A lo largo de los siguientes días desarrollamos algo así como una rutina. Por las mañanas, Leo y yo íbamos a pie a un par de hospitales o clínicas, mientras Tobias y Justin buscaban comida en las plantas del bloque de pisos que todavía no habíamos explorado. Nos reuníamos todos en el apartamento para comer, y a continuación íbamos los cuatro al ayuntamiento, con la esperanza de encontrar una forma de entrar. Luego probábamos en otro hospital. Por las noches, después de cenar, Tobias se ocupaba de la radio y yo rezaba porque apareciera la voz de Drew.

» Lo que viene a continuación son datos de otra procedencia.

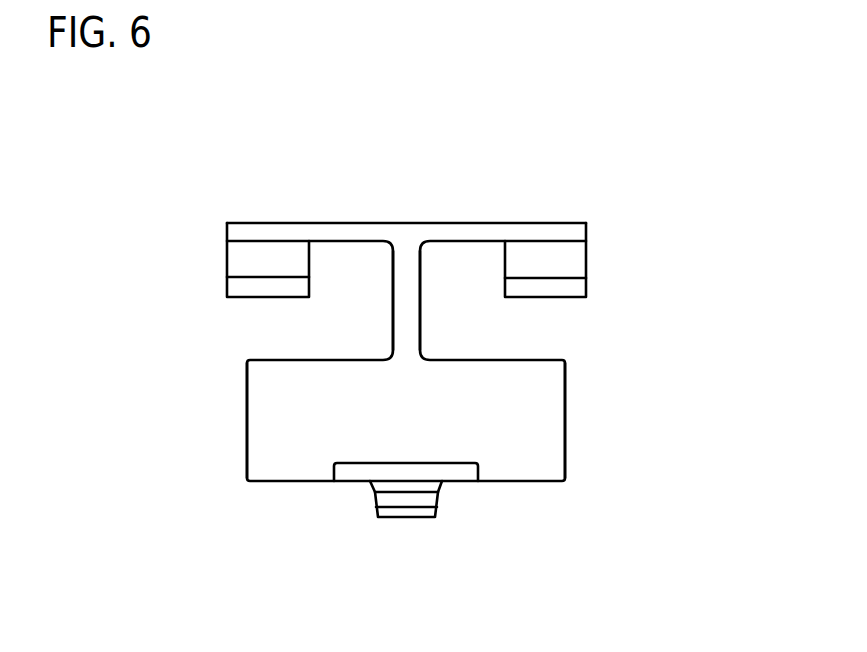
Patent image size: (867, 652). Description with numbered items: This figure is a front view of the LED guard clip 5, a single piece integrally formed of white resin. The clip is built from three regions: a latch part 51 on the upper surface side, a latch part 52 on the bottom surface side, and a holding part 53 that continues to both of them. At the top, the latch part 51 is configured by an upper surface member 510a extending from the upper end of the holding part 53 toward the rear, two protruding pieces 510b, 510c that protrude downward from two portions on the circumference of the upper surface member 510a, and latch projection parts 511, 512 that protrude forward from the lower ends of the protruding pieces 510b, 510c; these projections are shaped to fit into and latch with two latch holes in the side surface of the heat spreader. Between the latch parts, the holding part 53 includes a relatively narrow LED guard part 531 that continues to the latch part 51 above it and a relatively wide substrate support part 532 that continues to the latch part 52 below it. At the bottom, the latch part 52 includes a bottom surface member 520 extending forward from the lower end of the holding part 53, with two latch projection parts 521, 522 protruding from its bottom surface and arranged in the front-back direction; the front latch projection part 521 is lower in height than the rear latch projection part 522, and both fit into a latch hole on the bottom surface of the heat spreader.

Pero de momento no nos había servido de nada. En la docena de edificios médicos que habíamos visitado, Leo y yo no habíamos encontrado ni un solo empleado, ni tampoco medicamentos. El cuarto día nos topamos con dos cadáveres en el suelo del vestíbulo de un hospital, con agujeros de bala en la parte posterior de la chaqueta y con los ojos vidriosos.

Seguimos adelante.

—¿Ha habido suerte? —me preguntó Gav cuando entré en el dormitorio para cenar con él, con una ronquera que ya nunca se quitaba de encima.

—Seguimos buscando —respondí, haciendo un esfuerzo por mostrarme optimista, y empecé a contarle que Tobias y Justin habían encontrado una bolsa de comida. No mencioné los muchos botiquines donde habían mirado, todos vacíos, motivo por el que no disponíamos ni de analgésicos ni de anticongestivos para combatir los síntomas de Gav.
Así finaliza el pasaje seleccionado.